Plus sombre encore étaient les indications concernant le rôle joué par le gâteau dans les événements intérieurs de l'État. Ainsi la nomination ou la destitution des vizirs était-elle, dans la plupart des cas, annoncée par un baklava, lequel précédait également la découverte des complots, les tournants politiques, la victoire d'un clan sur le clan jusque-là au pouvoir, etc. Puis venaient les baklavas perfides et trompeurs, tel celui qu'avait reçu en 1710 le grand vizir Numan Qyprili, une semaine avant sa chute ; le baklava piégé, comme celui, colossal, du banquet de la fête de Monastir où avaient été massacrés, en 1832, les chefs de l'Albanie ; les baklavas de la colère ouverte, de l'ironie, du mépris, du défi avant l'attaque, et jusqu'aux baklavas empoisonnés, dont certains l'étaient ouvertement, comme celui que le sultan avait envoyé au grand vizir Hajrédin avec cette recommandation : "Mange ce baklava tout de suite : et si tu le trouves doux, tel sera ton destin, et si tu le trouves amer, tel sera encore ton destin."
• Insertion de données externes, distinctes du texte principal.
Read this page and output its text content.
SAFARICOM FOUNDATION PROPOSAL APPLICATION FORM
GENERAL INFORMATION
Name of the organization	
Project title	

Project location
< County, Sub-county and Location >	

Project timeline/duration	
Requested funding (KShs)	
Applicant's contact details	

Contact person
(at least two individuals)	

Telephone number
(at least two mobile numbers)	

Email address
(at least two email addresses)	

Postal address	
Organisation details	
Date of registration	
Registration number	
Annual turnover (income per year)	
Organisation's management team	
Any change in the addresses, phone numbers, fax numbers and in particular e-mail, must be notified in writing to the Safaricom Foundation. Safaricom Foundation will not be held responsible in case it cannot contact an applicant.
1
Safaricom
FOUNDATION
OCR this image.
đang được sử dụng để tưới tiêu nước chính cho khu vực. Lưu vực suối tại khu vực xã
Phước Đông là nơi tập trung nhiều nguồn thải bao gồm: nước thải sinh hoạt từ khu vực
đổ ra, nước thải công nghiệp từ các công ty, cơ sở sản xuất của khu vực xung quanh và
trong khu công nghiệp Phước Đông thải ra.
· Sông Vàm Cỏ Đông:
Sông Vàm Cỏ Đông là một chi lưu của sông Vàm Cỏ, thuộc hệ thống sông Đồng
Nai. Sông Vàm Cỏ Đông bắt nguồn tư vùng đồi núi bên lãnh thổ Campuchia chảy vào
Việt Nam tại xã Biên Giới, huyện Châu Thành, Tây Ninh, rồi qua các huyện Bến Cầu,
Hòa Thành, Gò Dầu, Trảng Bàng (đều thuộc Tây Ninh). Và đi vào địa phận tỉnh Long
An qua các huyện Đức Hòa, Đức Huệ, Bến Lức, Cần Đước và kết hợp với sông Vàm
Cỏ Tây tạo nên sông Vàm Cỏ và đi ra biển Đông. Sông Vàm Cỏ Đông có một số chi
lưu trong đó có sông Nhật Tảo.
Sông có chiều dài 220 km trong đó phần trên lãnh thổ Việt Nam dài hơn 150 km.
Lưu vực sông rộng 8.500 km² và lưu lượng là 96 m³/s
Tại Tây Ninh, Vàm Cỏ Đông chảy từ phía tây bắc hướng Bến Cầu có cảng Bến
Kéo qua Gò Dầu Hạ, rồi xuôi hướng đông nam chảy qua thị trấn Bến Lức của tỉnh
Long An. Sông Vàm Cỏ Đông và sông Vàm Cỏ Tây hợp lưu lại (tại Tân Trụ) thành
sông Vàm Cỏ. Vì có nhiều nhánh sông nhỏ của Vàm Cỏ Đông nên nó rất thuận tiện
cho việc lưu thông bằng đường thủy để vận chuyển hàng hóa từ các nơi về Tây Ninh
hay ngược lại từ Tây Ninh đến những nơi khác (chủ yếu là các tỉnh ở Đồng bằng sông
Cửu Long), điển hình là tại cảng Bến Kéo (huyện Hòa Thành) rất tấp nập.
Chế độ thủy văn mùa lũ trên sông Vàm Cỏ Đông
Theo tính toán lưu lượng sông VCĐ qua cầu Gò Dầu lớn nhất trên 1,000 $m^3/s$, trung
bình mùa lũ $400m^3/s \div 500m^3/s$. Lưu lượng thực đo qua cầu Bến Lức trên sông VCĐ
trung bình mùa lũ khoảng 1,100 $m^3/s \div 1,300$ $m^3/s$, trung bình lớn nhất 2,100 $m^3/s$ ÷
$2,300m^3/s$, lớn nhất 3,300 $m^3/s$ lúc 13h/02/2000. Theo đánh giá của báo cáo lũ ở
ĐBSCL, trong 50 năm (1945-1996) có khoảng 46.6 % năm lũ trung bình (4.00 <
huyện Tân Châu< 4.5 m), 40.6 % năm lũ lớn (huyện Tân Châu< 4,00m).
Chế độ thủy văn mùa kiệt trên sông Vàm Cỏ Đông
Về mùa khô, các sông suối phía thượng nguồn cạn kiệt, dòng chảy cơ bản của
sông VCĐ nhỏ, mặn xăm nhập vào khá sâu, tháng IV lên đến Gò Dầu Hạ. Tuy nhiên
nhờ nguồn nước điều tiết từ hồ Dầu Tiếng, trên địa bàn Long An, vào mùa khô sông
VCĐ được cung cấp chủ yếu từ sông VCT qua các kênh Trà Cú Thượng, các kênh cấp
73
Ces précisions circulèrent donc dans la petite capitale, et cela avec une telle intensité que Dirk Stoffels regroupa ses notes de deux à trois semaines sous le titre commun de Baklavakroniek. "C'est alors que nous comprîmes, écrivit-il, qu'une partie de l'histoire, pour ne pas dire l'histoire entière, de l'empire médiéval des Ottomans était concentrée dans ce plateau qui nous avait d'abord fait sourire. Et nous comprîmes également – et c'est là l'essentiel – de quel univers horrifiant le pays où nous nous trouvions s'était détaché avec tant de peine. Je tiens à affirmer que je ressentis une grande compassion pour ce pays, l'Albanie, qui par sa petitesse ressemblait au mien, la Hollande, auquel Dieu, dans Sa miséricorde, avait réservé un meilleur destin."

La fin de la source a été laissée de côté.